Contas de luz e telefone; pagas.

Prestação da loja de roupas; paga.

Depósito no banco; feito.

Extrato da conta; impresso.

Todas eram tarefas de casa, que eu assumia para livrar minha tia ao máximo de tais preocupações. Ficavam pendentes apenas o supermercado e a feira.

Ainda faltava uma hora para eu ter que voltar ao trabalho. Fui até a estação de café na praça de alimentação e pedi uma média. Enquanto ia com a xícara para a mesa, pensei na ironia. Bem, tomar café fora do trabalho tinha outro sabor, afinal de contas. Sentei para descansar um minuto e inspirei o perfume do vapor da bebida antes de tomar o primeiro gole.

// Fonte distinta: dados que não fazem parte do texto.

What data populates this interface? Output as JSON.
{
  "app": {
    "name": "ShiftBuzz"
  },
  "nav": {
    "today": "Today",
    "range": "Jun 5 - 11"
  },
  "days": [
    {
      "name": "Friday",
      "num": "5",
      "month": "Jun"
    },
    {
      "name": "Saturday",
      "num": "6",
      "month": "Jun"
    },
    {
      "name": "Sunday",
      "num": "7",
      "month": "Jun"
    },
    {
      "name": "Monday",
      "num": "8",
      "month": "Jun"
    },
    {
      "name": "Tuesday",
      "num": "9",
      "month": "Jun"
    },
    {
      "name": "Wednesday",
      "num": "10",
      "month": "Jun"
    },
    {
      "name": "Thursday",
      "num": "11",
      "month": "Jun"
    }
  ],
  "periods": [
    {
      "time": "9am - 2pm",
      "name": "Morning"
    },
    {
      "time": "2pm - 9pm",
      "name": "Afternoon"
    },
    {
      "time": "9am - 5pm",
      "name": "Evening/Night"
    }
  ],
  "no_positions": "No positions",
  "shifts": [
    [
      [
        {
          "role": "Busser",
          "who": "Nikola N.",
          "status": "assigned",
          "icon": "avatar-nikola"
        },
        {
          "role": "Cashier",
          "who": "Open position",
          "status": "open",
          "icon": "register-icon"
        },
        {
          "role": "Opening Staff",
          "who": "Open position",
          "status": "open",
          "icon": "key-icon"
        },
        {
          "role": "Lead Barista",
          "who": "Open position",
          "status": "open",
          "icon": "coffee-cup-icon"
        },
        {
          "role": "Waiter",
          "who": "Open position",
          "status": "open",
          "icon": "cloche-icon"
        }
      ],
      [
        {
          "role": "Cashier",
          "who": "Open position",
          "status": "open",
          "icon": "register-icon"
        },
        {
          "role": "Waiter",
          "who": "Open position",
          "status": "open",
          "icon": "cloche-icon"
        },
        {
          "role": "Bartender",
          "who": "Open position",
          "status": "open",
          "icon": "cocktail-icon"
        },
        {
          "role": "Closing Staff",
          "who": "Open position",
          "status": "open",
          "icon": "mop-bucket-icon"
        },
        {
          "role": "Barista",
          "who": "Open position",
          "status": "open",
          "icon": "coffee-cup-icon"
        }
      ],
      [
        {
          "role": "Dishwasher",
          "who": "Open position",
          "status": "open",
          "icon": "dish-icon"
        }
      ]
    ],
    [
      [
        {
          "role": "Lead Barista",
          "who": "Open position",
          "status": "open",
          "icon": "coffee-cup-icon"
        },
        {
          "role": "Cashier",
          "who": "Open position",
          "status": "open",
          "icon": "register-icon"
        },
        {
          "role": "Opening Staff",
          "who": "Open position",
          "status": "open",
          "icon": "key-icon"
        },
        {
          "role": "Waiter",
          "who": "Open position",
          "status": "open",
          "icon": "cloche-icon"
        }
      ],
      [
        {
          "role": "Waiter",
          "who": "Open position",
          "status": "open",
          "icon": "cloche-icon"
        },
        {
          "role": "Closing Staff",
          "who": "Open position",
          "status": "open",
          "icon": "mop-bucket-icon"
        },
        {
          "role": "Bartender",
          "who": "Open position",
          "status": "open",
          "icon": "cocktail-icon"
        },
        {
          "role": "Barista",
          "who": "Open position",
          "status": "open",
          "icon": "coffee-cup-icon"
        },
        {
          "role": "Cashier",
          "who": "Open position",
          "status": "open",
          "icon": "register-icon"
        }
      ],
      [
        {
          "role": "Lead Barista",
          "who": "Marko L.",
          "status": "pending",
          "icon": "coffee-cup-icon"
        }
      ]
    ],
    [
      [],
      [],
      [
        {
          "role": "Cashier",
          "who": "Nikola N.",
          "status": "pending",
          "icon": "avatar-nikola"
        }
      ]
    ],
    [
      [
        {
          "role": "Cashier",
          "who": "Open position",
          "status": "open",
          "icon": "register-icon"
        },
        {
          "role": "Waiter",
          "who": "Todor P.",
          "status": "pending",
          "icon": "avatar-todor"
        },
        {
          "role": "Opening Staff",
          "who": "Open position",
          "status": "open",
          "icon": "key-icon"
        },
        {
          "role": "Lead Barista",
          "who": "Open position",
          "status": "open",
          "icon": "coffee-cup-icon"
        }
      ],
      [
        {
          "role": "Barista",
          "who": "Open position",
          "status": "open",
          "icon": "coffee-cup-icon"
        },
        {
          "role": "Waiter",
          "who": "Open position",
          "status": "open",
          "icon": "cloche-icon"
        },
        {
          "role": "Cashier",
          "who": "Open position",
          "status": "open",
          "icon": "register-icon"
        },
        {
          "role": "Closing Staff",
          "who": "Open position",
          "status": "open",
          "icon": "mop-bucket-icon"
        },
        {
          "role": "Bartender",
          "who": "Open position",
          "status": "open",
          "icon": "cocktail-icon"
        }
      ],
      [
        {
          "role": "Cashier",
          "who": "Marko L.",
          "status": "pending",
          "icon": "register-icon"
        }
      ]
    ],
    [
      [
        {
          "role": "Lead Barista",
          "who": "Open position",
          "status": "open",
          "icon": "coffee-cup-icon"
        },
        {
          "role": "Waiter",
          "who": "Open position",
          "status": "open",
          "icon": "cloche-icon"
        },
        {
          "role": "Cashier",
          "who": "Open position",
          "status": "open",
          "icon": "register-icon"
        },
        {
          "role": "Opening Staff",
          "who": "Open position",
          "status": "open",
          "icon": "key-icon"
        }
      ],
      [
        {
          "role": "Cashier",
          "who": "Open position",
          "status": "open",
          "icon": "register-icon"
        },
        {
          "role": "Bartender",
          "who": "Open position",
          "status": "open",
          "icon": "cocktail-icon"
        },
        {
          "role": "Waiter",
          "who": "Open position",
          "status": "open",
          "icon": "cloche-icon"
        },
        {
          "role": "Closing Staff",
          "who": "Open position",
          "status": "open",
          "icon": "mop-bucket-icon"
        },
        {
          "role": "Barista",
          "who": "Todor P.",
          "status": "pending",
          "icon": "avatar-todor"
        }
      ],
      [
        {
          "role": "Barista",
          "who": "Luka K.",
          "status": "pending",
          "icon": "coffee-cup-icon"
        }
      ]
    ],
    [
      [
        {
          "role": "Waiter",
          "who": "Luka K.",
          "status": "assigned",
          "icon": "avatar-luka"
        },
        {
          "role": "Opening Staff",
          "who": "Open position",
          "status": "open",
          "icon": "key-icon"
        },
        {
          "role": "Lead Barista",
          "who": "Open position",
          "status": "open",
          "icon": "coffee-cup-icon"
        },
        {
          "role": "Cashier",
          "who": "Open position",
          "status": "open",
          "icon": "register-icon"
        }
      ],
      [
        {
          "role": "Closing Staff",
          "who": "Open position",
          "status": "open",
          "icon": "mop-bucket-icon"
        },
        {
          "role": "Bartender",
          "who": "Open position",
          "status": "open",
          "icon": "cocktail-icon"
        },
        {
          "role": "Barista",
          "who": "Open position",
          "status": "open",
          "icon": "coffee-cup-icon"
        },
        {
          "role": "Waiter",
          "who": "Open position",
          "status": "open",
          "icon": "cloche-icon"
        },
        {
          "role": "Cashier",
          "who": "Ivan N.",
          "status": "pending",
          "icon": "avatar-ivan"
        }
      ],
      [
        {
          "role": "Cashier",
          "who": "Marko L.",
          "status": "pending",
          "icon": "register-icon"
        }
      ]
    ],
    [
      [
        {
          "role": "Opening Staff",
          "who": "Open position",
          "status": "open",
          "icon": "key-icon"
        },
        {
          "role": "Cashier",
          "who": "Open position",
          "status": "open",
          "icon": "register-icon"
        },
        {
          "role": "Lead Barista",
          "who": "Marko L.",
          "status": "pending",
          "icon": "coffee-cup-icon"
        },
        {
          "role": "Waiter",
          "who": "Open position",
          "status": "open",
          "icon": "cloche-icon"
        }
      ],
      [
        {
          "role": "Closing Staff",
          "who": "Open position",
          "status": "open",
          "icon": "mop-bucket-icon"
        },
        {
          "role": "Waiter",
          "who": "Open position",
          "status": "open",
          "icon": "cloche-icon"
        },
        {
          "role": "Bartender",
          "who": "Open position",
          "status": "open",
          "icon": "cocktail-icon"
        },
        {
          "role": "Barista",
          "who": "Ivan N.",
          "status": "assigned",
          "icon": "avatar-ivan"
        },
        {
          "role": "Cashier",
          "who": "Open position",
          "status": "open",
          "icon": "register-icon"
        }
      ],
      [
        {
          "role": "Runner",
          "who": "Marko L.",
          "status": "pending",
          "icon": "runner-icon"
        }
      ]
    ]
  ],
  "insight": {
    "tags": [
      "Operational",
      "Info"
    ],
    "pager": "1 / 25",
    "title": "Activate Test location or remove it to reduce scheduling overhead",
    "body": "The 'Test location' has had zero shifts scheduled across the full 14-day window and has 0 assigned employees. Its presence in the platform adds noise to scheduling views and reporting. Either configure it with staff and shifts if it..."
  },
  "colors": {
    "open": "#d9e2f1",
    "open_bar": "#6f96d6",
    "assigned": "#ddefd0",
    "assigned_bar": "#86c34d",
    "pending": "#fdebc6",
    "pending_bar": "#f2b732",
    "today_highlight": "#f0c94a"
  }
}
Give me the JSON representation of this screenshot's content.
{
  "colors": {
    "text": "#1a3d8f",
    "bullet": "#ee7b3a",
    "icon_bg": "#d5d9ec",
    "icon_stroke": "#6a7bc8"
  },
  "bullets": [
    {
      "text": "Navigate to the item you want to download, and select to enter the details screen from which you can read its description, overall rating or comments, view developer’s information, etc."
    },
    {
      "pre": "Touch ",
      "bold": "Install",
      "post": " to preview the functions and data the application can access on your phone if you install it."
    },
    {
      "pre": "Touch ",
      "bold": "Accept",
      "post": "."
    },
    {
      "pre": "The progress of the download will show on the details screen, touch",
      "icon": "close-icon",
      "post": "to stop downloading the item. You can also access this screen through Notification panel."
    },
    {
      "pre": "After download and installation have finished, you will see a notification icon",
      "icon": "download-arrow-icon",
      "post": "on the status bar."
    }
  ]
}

Olhei em volta por um instante, com uma impressão esquisita de estar sendo observada. Dois rapazes e uma garota conversavam fitando, absortos, o laptop à frente deles. Um grupo de garotos reunia-se em torno de outras mesas mais adiante, dando risadas e falando alto. Uma criança, três cadeiras atrás de mim, chorava e era consolada pelos pais. Nenhuma dessas pessoas olhava para mim. Relaxei.

Terminei o café e fui até a livraria, no primeiro andar. Assim que entrei, a sensação de conforto me envolveu. Eu poderia morar ali. Naquele lugar, cercada por livros, eu me sentia em casa.

Adorava que nenhum vendedor viesse me importunar enquanto eu lia todas as capas, contracapas e alguns trechos dos títulos mais interessantes na seção de lançamentos. Ah, se livros não fossem algo tão caro, eu compraria e leria vários, todos os dias. Lembrei-me imediatamente da estreita prateleira na sala de tia Charlotte. Eu precisaria me mudar primeiro, depois ficar rica e, só então, poderia pensar em todos os livros que queria ler.

Enquanto ria da ideia, meus olhos dispararam do livro em minhas mãos para o relógio na parede acima do balcão do caixa. O tempo aqui passava muito rápido. Se eu ia fechar a cafeteria, precisava voar.

Foi quando me dei conta. O tempo ali passava rápido. Talvez houvesse uma alternativa a mofar na cafeteria o ano todo. Eu delineava como iria apresentar meu curto currículo ao gerente da livraria enquanto atravessava os corredores para alcançar a escada rolante. Batia as pontas dos dedos no corrimão até que o degrau atingiu o térreo e retomei a caminhada – que agora estava mais para um cooper.

Saí do shopping e fui para o lado oposto ao mar, subindo a avenida. Eu podia ir de balsa, mas o tempo que eu teria que esperar, mais a caminhada do ponto final até a cafeteria... E com a rua apinhada de carros, o ônibus também não era a melhor opção. Andando eu chegaria mais rápido.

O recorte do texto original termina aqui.